Wie man Katzen fängt...
 

Misha runzelte missgelaunt die Stirn und sah sich auf seiner Straße um. Einige der Straßenlampen waren in diesem ärmlichen Viertel kaputt und in der Ecke, in der er kauerte, war es stockduster, doch er sah trotzdem genug.

Schließlich kannte er sich hier aus, wie in seiner Westentasche!

Er wusste genau, wie alles in der Dunkelheit auszusehen hatte.

Und so wie jetzt, sollte es nicht aussehen!!!

Langsam wütend werdend knirschte Misha mit den Zähnen und betrachtete die Bewegungen, die durch die kalte Straße ging.

Das war kein Betrunkener. Dafür waren die Bewegungen zu sicher und ruhig. Wer wagte es da nur in seine Gasse zu kommen?! In sein Territorium?!

Jemand stieß gegen eine Mülltonne. Scheppernd fiel der Deckel zu Boden. Schritte wurden laut, wurden durchdringend von den hohen, bröckelnden Hauswänden zurückgeworfen.

Ein Schrei halte zu Misha herüber.

"Da ist einer!"

Ein kleiner Schatten huschte an seinem Versteck vorbei.

/Tobi!/

Überrascht horchte er, was weiter geschah.

Es waren vier Männer. Sie verfolgten Tobi. Seinen Tobi!

/Scheißkerle!
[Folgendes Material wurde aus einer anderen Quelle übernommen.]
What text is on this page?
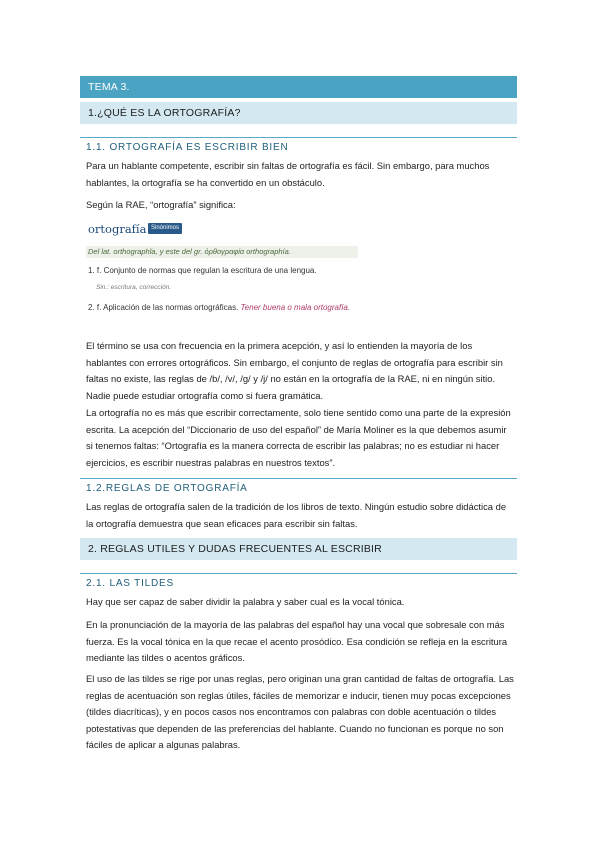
TEMA 3.
1.¿QUÉ ES LA ORTOGRAFÍA?
1.1. ORTOGRAFÍA ES ESCRIBIR BIEN
Para un hablante competente, escribir sin faltas de ortografía es fácil. Sin embargo, para muchos hablantes, la ortografía se ha convertido en un obstáculo.
Según la RAE, “ortografía” significa:
ortografía Sinónimos
Del lat. orthographĭa, y este del gr. ὀρθογραφία orthographía.
1. f. Conjunto de normas que regulan la escritura de una lengua.
Sin.: escritura, corrección.
2. f. Aplicación de las normas ortográficas. Tener buena o mala ortografía.
El término se usa con frecuencia en la primera acepción, y así lo entienden la mayoría de los hablantes con errores ortográficos. Sin embargo, el conjunto de reglas de ortografía para escribir sin faltas no existe, las reglas de /b/, /v/, /g/ y /j/ no están en la ortografía de la RAE, ni en ningún sitio. Nadie puede estudiar ortografía como si fuera gramática.
La ortografía no es más que escribir correctamente, solo tiene sentido como una parte de la expresión escrita. La acepción del “Diccionario de uso del español” de María Moliner es la que debemos asumir si tenemos faltas: “Ortografía es la manera correcta de escribir las palabras; no es estudiar ni hacer ejercicios, es escribir nuestras palabras en nuestros textos”.
1.2.REGLAS DE ORTOGRAFÍA
Las reglas de ortografía salen de la tradición de los libros de texto. Ningún estudio sobre didáctica de la ortografía demuestra que sean eficaces para escribir sin faltas.
2. REGLAS UTILES Y DUDAS FRECUENTES AL ESCRIBIR
2.1. LAS TILDES
Hay que ser capaz de saber dividir la palabra y saber cual es la vocal tónica.
En la pronunciación de la mayoría de las palabras del español hay una vocal que sobresale con más fuerza. Es la vocal tónica en la que recae el acento prosódico. Esa condición se refleja en la escritura mediante las tildes o acentos gráficos.
El uso de las tildes se rige por unas reglas, pero originan una gran cantidad de faltas de ortografía. Las reglas de acentuación son reglas útiles, fáciles de memorizar e inducir, tienen muy pocas excepciones (tildes diacríticas), y en pocos casos nos encontramos con palabras con doble acentuación o tildes potestativas que dependen de las preferencias del hablante. Cuando no funcionan es porque no son fáciles de aplicar a algunas palabras.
Na wartet!/

Schnell sprang er aus dem Loch in der Hauswand, in dem er bis jetzt gehockt hatte und auf Beute gesinnt hatte, und rannte den fiesen Kerlen flink hinterher.

"Hey! Ihr Pisser!"

Er stoppte und die Eindringlinge fuhren herum.

"Noch einer!"

/Ach...der Trottel hat ja Augen im Kopf! Boah!/

Gereizt verschränkte Misha seine Arme vor der Brust und sah diesen Mistkerlen entgegen, die gerade seinen Bruder verfolgt hatten.

Es war ihm egal, dass es vier waren, es war ihm egal, dass sie alle größer und breiter und wütender aussahen als er. Niemand! Absolut niemand hetzte seinen Bruder!

Kalt beobachtete er, wie die vier Gestalten auf ihn zukamen. Sie bewegten sich langsam, da er keine Anstalten machte abzuhauen.

Misha betrachtete jedes einzelne Gesicht seiner Widersacher und wusste schließlich, wer ihm da gegenüber stand.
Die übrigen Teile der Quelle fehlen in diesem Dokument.